I buy new PCs for my writing desk infrequently, because it takes a week or more to customize the settings the way I want them. At the moment, I have an HP Envy tower running Windows 10, but it's old enough to have a Windows 7 sticker on it. Its latest lease on a longer life is courtesy of a newly installed 500GB Samsung SSD 870 EVO.

Elsewhere in my house is an assortment of older and newer PCs. The older ones are dedicated to specific tasks, like the one I've been using to slowly digitize all the paper stored in my filing cabinets, while the newer ones are testbeds for printer and projector reviews.

For writing, I use Microsoft Word 2003, because I find it too annoying to take my hands off the keyboard to give mouse commands using the Ribbon.
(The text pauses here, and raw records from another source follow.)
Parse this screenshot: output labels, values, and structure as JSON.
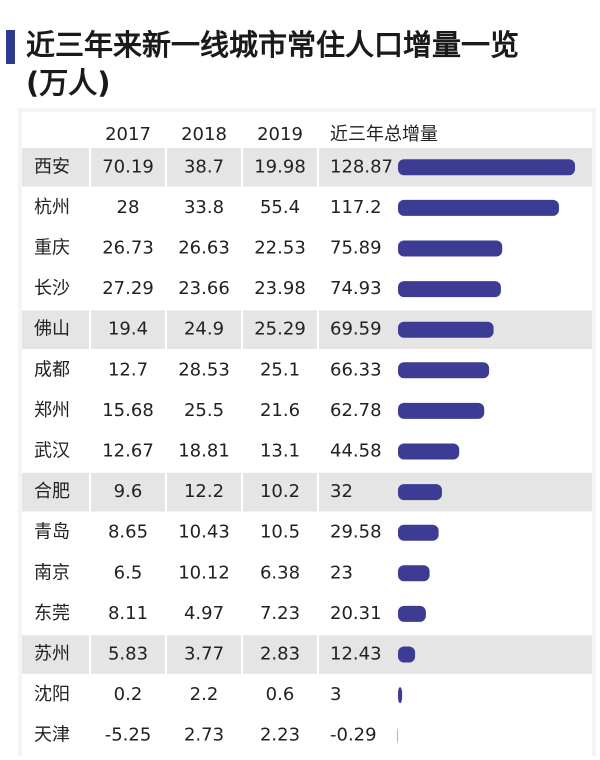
{
  "title": "近三年来新一线城市常住人口增量一览(万人)",
  "table": {
    "header": [
      "2017",
      "2018",
      "2019",
      "近三年总增量"
    ],
    "rows": [
      [
        "西安",
        70.19,
        38.7,
        19.98,
        128.87
      ],
      [
        "杭州",
        28,
        33.8,
        55.4,
        117.2
      ],
      [
        "重庆",
        26.73,
        26.63,
        22.53,
        75.89
      ],
      [
        "长沙",
        27.29,
        23.66,
        23.98,
        74.93
      ],
      [
        "佛山",
        19.4,
        24.9,
        25.29,
        69.59
      ],
      [
        "成都",
        12.7,
        28.53,
        25.1,
        66.33
      ],
      [
        "郑州",
        15.68,
        25.5,
        21.6,
        62.78
      ],
      [
        "武汉",
        12.67,
        18.81,
        13.1,
        44.58
      ],
      [
        "合肥",
        9.6,
        12.2,
        10.2,
        32
      ],
      [
        "青岛",
        8.65,
        10.43,
        10.5,
        29.58
      ],
      [
        "南京",
        6.5,
        10.12,
        6.38,
        23
      ],
      [
        "东莞",
        8.11,
        4.97,
        7.23,
        20.31
      ],
      [
        "苏州",
        5.83,
        3.77,
        2.83,
        12.43
      ],
      [
        "沈阳",
        0.2,
        2.2,
        0.6,
        3
      ],
      [
        "天津",
        -5.25,
        2.73,
        2.23,
        -0.29
      ]
    ],
    "bar_color": "#3c3c94"
  }
}
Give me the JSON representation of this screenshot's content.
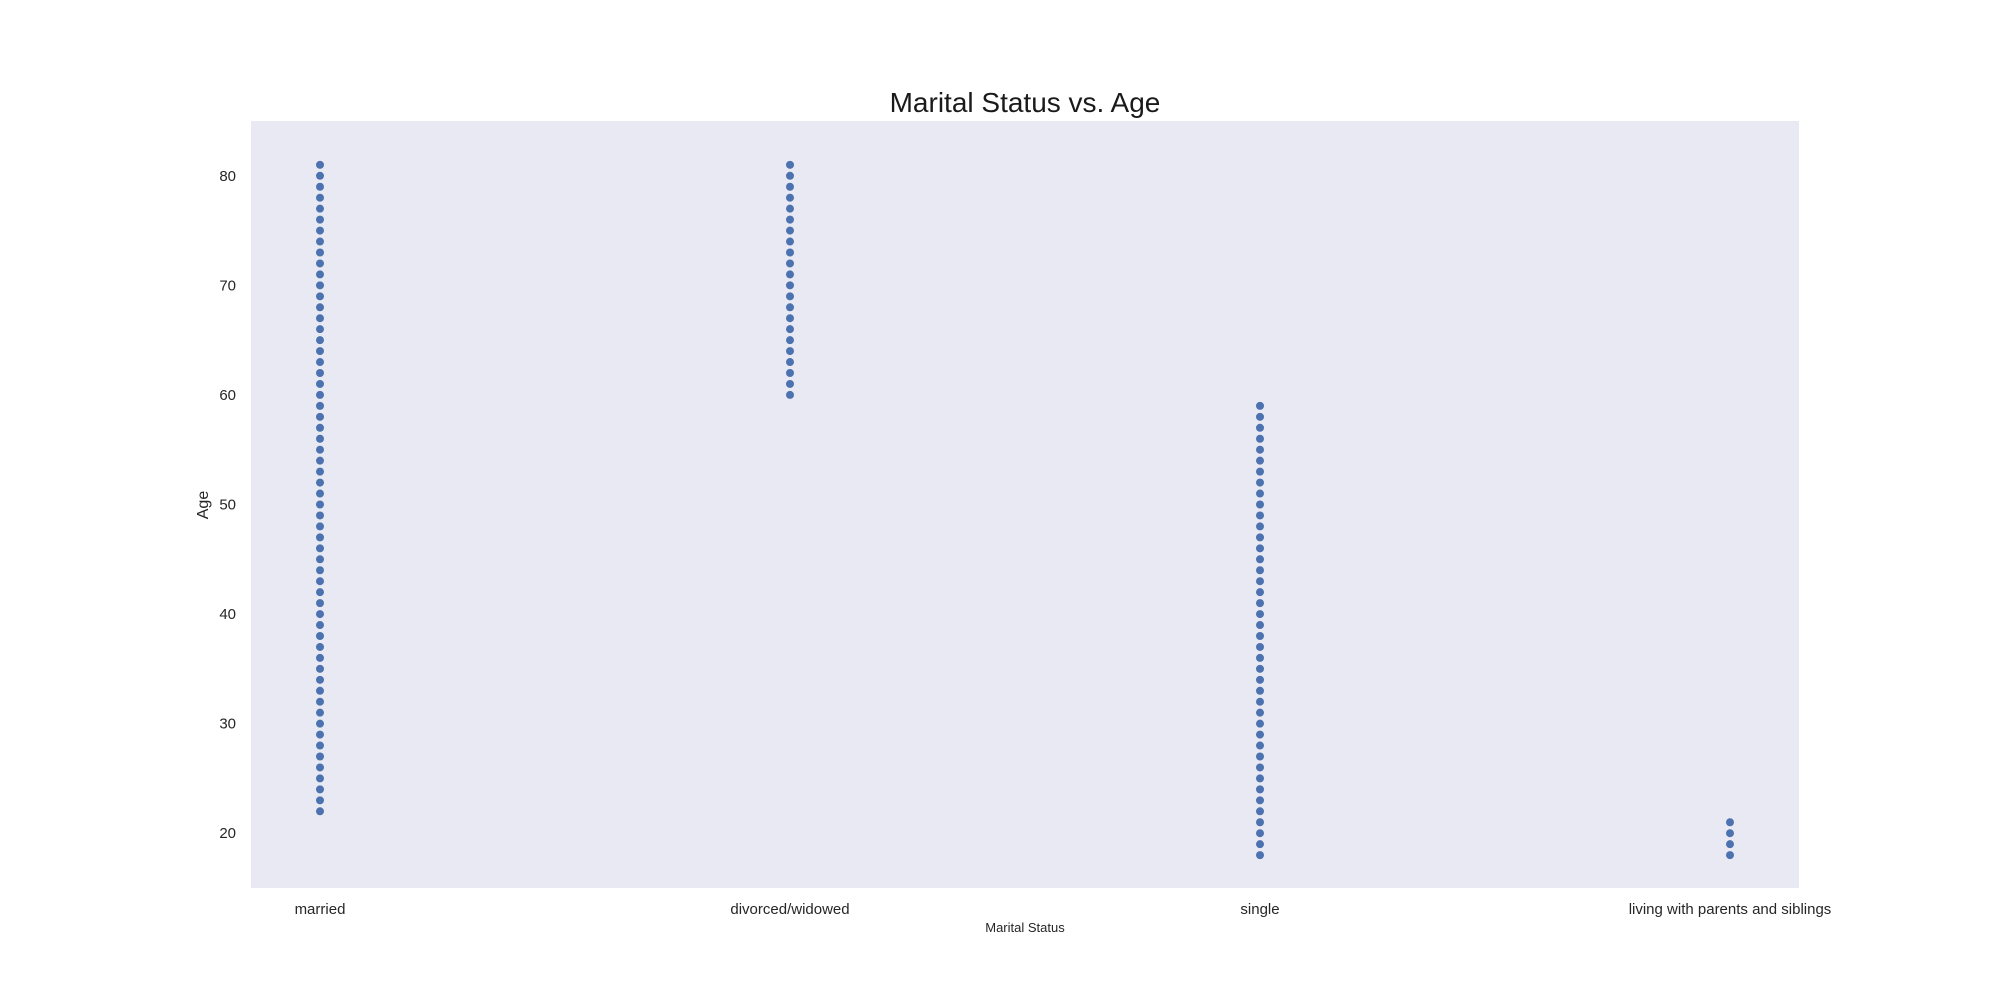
{
  "chart_data": {
    "type": "scatter",
    "title": "Marital Status vs. Age",
    "xlabel": "Marital Status",
    "ylabel": "Age",
    "categories": [
      "married",
      "divorced/widowed",
      "single",
      "living with parents and siblings"
    ],
    "y_ticks": [
      20,
      30,
      40,
      50,
      60,
      70,
      80
    ],
    "ylim": [
      15,
      85
    ],
    "grid": false,
    "point_color": "#4c72b0",
    "plot_background": "#e8e9f2",
    "series": [
      {
        "category": "married",
        "ages": [
          22,
          23,
          24,
          25,
          26,
          27,
          28,
          29,
          30,
          31,
          32,
          33,
          34,
          35,
          36,
          37,
          38,
          39,
          40,
          41,
          42,
          43,
          44,
          45,
          46,
          47,
          48,
          49,
          50,
          51,
          52,
          53,
          54,
          55,
          56,
          57,
          58,
          59,
          60,
          61,
          62,
          63,
          64,
          65,
          66,
          67,
          68,
          69,
          70,
          71,
          72,
          73,
          74,
          75,
          76,
          77,
          78,
          79,
          80,
          81
        ]
      },
      {
        "category": "divorced/widowed",
        "ages": [
          60,
          61,
          62,
          63,
          64,
          65,
          66,
          67,
          68,
          69,
          70,
          71,
          72,
          73,
          74,
          75,
          76,
          77,
          78,
          79,
          80,
          81
        ]
      },
      {
        "category": "single",
        "ages": [
          18,
          19,
          20,
          21,
          22,
          23,
          24,
          25,
          26,
          27,
          28,
          29,
          30,
          31,
          32,
          33,
          34,
          35,
          36,
          37,
          38,
          39,
          40,
          41,
          42,
          43,
          44,
          45,
          46,
          47,
          48,
          49,
          50,
          51,
          52,
          53,
          54,
          55,
          56,
          57,
          58,
          59
        ]
      },
      {
        "category": "living with parents and siblings",
        "ages": [
          18,
          19,
          20,
          21
        ]
      }
    ]
  }
}
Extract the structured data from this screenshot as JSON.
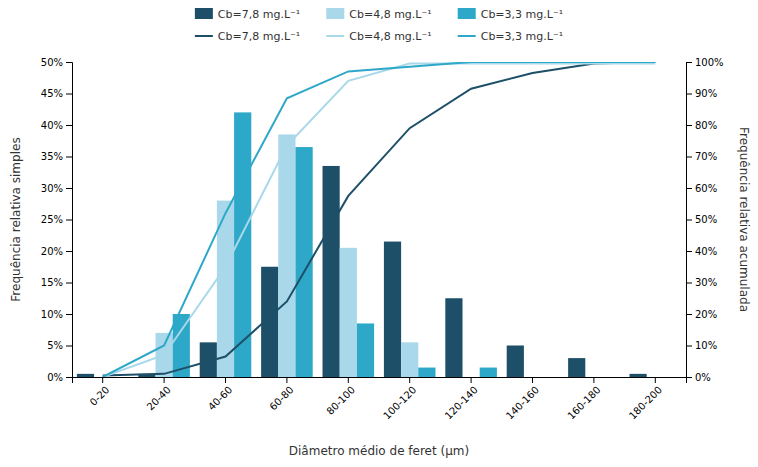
{
  "chart_data": {
    "type": "bar",
    "x_label": "Diâmetro médio de feret (μm)",
    "y_label": "Frequência relativa simples",
    "y2_label": "Frequência relativa acumulada",
    "categories": [
      "0-20",
      "20-40",
      "40-60",
      "60-80",
      "80-100",
      "100-120",
      "120-140",
      "140-160",
      "160-180",
      "180-200"
    ],
    "series": [
      {
        "name": "Cb=7,8 mg.L⁻¹",
        "type": "bar",
        "color": "#1d5068",
        "values": [
          0.5,
          0.5,
          5.5,
          17.5,
          33.5,
          21.5,
          12.5,
          5.0,
          3.0,
          0.5
        ]
      },
      {
        "name": "Cb=4,8 mg.L⁻¹",
        "type": "bar",
        "color": "#a8d8ea",
        "values": [
          0.0,
          7.0,
          28.0,
          38.5,
          20.5,
          5.5,
          0.0,
          0.0,
          0.0,
          0.0
        ]
      },
      {
        "name": "Cb=3,3 mg.L⁻¹",
        "type": "bar",
        "color": "#2ea8c8",
        "values": [
          0.0,
          10.0,
          42.0,
          36.5,
          8.5,
          1.5,
          1.5,
          0.0,
          0.0,
          0.0
        ]
      },
      {
        "name": "Cb=7,8 mg.L⁻¹",
        "type": "line",
        "axis": "y2",
        "color": "#1d5068",
        "values": [
          0.5,
          1.0,
          6.5,
          24.0,
          57.5,
          79.0,
          91.5,
          96.5,
          99.5,
          100.0
        ]
      },
      {
        "name": "Cb=4,8 mg.L⁻¹",
        "type": "line",
        "axis": "y2",
        "color": "#a8d8ea",
        "values": [
          0.0,
          7.0,
          35.0,
          73.5,
          94.0,
          99.5,
          99.5,
          99.5,
          99.5,
          99.5
        ]
      },
      {
        "name": "Cb=3,3 mg.L⁻¹",
        "type": "line",
        "axis": "y2",
        "color": "#2ea8c8",
        "values": [
          0.0,
          10.0,
          52.0,
          88.5,
          97.0,
          98.5,
          100.0,
          100.0,
          100.0,
          100.0
        ]
      }
    ],
    "ylim": [
      0,
      50
    ],
    "yticks": [
      {
        "value": 0,
        "label": "0%"
      },
      {
        "value": 5,
        "label": "5%"
      },
      {
        "value": 10,
        "label": "10%"
      },
      {
        "value": 15,
        "label": "15%"
      },
      {
        "value": 20,
        "label": "20%"
      },
      {
        "value": 25,
        "label": "25%"
      },
      {
        "value": 30,
        "label": "30%"
      },
      {
        "value": 35,
        "label": "35%"
      },
      {
        "value": 40,
        "label": "40%"
      },
      {
        "value": 45,
        "label": "45%"
      },
      {
        "value": 50,
        "label": "50%"
      }
    ],
    "y2lim": [
      0,
      100
    ],
    "y2ticks": [
      {
        "value": 0,
        "label": "0%"
      },
      {
        "value": 10,
        "label": "10%"
      },
      {
        "value": 20,
        "label": "20%"
      },
      {
        "value": 30,
        "label": "30%"
      },
      {
        "value": 40,
        "label": "40%"
      },
      {
        "value": 50,
        "label": "50%"
      },
      {
        "value": 60,
        "label": "60%"
      },
      {
        "value": 70,
        "label": "70%"
      },
      {
        "value": 80,
        "label": "80%"
      },
      {
        "value": 90,
        "label": "90%"
      },
      {
        "value": 100,
        "label": "100%"
      }
    ],
    "grid": false,
    "legend": "top"
  }
}
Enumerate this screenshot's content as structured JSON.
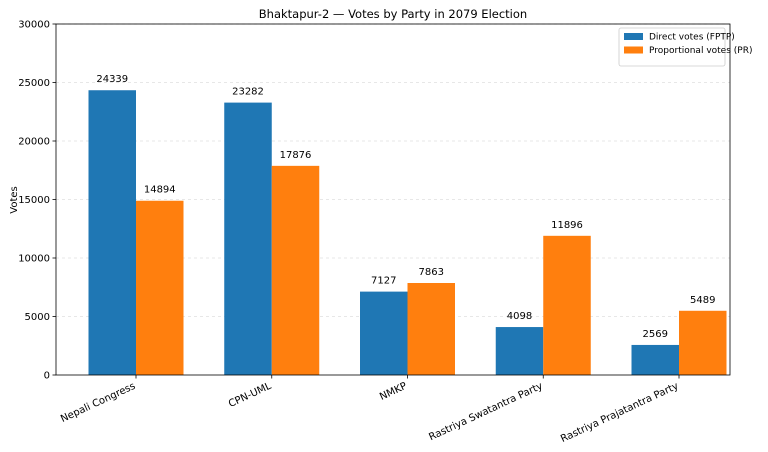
{
  "chart_data": {
    "type": "bar",
    "title": "Bhaktapur-2 — Votes by Party in 2079 Election",
    "xlabel": "",
    "ylabel": "Votes",
    "ylim": [
      0,
      30000
    ],
    "yticks": [
      0,
      5000,
      10000,
      15000,
      20000,
      25000,
      30000
    ],
    "grid": true,
    "legend_placement": "top-right",
    "categories": [
      "Nepali Congress",
      "CPN-UML",
      "NMKP",
      "Rastriya Swatantra Party",
      "Rastriya Prajatantra Party"
    ],
    "series": [
      {
        "name": "Direct votes (FPTP)",
        "color": "#1f77b4",
        "values": [
          24339,
          23282,
          7127,
          4098,
          2569
        ]
      },
      {
        "name": "Proportional votes (PR)",
        "color": "#ff7f0e",
        "values": [
          14894,
          17876,
          7863,
          11896,
          5489
        ]
      }
    ]
  }
}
My workhorse printers are a Xerox Phaser 6280 color laser and a Dymo LabelWriter 450 Twin Turbo for labels and stamps. I also have a Canon Pixma iP8720 for printing photos, and a Canon ImageFormula DR-C225 for scanning.

My first computer was bought to replace my IBM Selectric for writing. After rejecting both the IBM PC (which had just been introduced) and the Apple II because of the keyboards, I chose a Vector Graphics Vector 3 CP/M machine with dual floppies. The first MS-DOS machine I was willing to use for writing was the IBM AT, with its much-improved keyboard compared with the original PC and its gargantuan 20MB hard drive.